The current estimate is €9.5 billion for the proposed 18.8km line, equating to roughly €500 million per kilometre. Costly, yes, but undoubtedly a game-changer. Would it be economically savvy to carve such a strategic piece of State infrastructure from the Government’s wider development plan and fund it directly with corporate tax receipts, finally getting the project over the line after so many false starts?

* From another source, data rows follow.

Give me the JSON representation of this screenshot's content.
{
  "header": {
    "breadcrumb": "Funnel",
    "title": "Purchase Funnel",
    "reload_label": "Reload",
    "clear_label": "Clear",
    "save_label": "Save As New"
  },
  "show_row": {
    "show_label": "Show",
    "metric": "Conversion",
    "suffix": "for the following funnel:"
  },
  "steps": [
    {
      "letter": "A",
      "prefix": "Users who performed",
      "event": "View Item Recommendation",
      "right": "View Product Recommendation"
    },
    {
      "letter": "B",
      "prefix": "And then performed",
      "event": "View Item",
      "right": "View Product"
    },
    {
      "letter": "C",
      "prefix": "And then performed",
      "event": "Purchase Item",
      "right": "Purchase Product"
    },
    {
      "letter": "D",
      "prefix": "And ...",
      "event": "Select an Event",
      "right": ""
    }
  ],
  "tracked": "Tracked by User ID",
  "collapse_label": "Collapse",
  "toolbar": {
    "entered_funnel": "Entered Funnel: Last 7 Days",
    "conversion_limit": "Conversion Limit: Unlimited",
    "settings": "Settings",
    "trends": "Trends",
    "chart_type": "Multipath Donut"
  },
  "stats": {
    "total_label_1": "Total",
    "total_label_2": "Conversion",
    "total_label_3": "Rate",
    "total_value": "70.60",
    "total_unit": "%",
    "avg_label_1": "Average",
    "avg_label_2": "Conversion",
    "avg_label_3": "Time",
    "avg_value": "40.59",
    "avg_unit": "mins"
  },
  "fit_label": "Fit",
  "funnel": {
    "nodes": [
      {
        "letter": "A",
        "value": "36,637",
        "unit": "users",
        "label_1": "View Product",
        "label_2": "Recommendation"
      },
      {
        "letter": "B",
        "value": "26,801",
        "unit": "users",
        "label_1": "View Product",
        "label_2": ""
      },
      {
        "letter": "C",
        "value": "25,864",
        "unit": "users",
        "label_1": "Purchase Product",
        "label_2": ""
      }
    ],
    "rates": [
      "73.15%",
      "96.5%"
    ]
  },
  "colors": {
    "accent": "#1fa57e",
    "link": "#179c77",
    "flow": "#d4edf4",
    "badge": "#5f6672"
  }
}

Pay down the national debt

Standing at €223 billion last year, Ireland’s national debt is one of the biggest in the world on a per-capita basis. It works out at about €42,000 for every man, woman and child in the country. Using bumper tax receipts to pay this down would perhaps be the most boring, least transformative of all the options. It would generate a collective sigh on the part of the wider population and perhaps be welcomed only by a handful of fiscal hawks in the Department of Finance and the Irish Fiscal Advisory Council. Our debt is also going down nominally and as a percentage of national income, which is the ratio creditors focus on, anyway on the back big budgetary surpluses.

Pay everyone’s TV licence

Amid the debacle over RTÉ and how the State broadcaster should be funded, the Government could, in theory, fund it and other media, directly from central government with the help of corporate tax revenue. This would stanch the bleeding from the RTÉ payments scandal in terms of falling TV licence revenue while ensuring public broadcasting is maintained at a certain level and insulated from the vagaries of the market. It would also be something of a crowd pleaser, one for everyone in the audience as it were. There is, however, a snowball’s chance in hell of this coming to pass given recent comments from Ministers, which reflect a lack of political appetite for such a move.